En réalité, le Professeur Sison, qui était le fondateur de ce parti, n'a pas pu exercer une quelconque fonction depuis qu'il a été arrêté par le régime de Marcos en 1977, ayant été détenu pendant 8 ans avant d'être exilé. Par contre, il est le conseiller politique principal de l'équipe de négociateurs du Front National Démocratique des Philippines qui mène au Pays-Bas et en Norvège des négociations de paix avec le gouvernement des Philippines sous le patronage des gouvernements de ces pays et de la Belgique.

Aucune personne raisonnable ne peut considérer de telles mesures comme une contribution utile à la lutte contre le terrorisme. Au contraire, ces mesures sont très clairement destinées à diaboliser et à paralyser une personne qui s'est engagée aux cotés d'un mouvement de libération.

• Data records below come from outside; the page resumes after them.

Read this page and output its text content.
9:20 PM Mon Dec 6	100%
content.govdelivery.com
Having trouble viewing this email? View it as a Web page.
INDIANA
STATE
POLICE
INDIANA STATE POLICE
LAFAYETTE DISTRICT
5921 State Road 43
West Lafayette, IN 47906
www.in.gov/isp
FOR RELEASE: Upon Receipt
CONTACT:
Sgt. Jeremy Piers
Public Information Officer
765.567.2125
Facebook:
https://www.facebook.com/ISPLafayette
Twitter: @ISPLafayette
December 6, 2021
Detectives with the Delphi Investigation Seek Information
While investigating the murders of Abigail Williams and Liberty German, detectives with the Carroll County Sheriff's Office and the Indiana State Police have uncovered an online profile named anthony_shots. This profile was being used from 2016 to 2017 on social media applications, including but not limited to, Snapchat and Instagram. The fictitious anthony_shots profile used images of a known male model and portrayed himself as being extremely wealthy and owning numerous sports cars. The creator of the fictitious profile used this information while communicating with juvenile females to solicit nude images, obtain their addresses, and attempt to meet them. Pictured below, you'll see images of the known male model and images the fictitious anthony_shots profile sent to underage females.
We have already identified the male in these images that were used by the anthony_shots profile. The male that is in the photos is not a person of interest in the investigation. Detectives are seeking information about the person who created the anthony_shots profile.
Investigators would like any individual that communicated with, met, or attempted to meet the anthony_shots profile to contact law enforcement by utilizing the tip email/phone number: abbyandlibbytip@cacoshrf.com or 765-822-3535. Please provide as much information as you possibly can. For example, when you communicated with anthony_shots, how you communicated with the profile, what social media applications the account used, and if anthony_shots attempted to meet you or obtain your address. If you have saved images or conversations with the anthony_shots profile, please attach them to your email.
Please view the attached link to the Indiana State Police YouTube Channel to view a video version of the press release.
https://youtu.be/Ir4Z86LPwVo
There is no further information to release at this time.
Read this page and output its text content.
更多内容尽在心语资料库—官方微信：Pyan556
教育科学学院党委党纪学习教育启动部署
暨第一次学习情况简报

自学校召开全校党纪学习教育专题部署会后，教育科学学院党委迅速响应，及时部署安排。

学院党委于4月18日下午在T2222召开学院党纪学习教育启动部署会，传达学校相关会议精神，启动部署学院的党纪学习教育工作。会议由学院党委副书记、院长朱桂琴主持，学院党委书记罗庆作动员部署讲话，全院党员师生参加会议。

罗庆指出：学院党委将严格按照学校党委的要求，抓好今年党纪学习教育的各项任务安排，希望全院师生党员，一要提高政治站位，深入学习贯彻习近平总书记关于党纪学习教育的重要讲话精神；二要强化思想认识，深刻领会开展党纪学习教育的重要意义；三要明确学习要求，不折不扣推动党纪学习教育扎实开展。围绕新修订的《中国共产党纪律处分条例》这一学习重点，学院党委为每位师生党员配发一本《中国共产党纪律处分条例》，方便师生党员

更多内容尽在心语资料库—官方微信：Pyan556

Devant les protestations du professeur Sison et d’autres organisations progressistes aux Philippines et à travers le monde, le ministre des affaires étrangères des Philippines a déclaré que le nom de Sison serait retiré de la liste si le Front National de Libération des Philippines accepte, dans le cadre des négociations qui sont actuellement en cours, les propositions faites par le gouvernement philippin.

Nous sommes donc face à une mesure, adoptée au mépris des droits de la défense les plus élémentaires et privant l’intéressé de ses droits les plus fondamentaux, dont l’unique but est de faire pression sur un mouvement de libération national afin que celui-ci signe un accord de capitulation tel que les gouvernement des Philippines et des Etats-Unis l'exigent.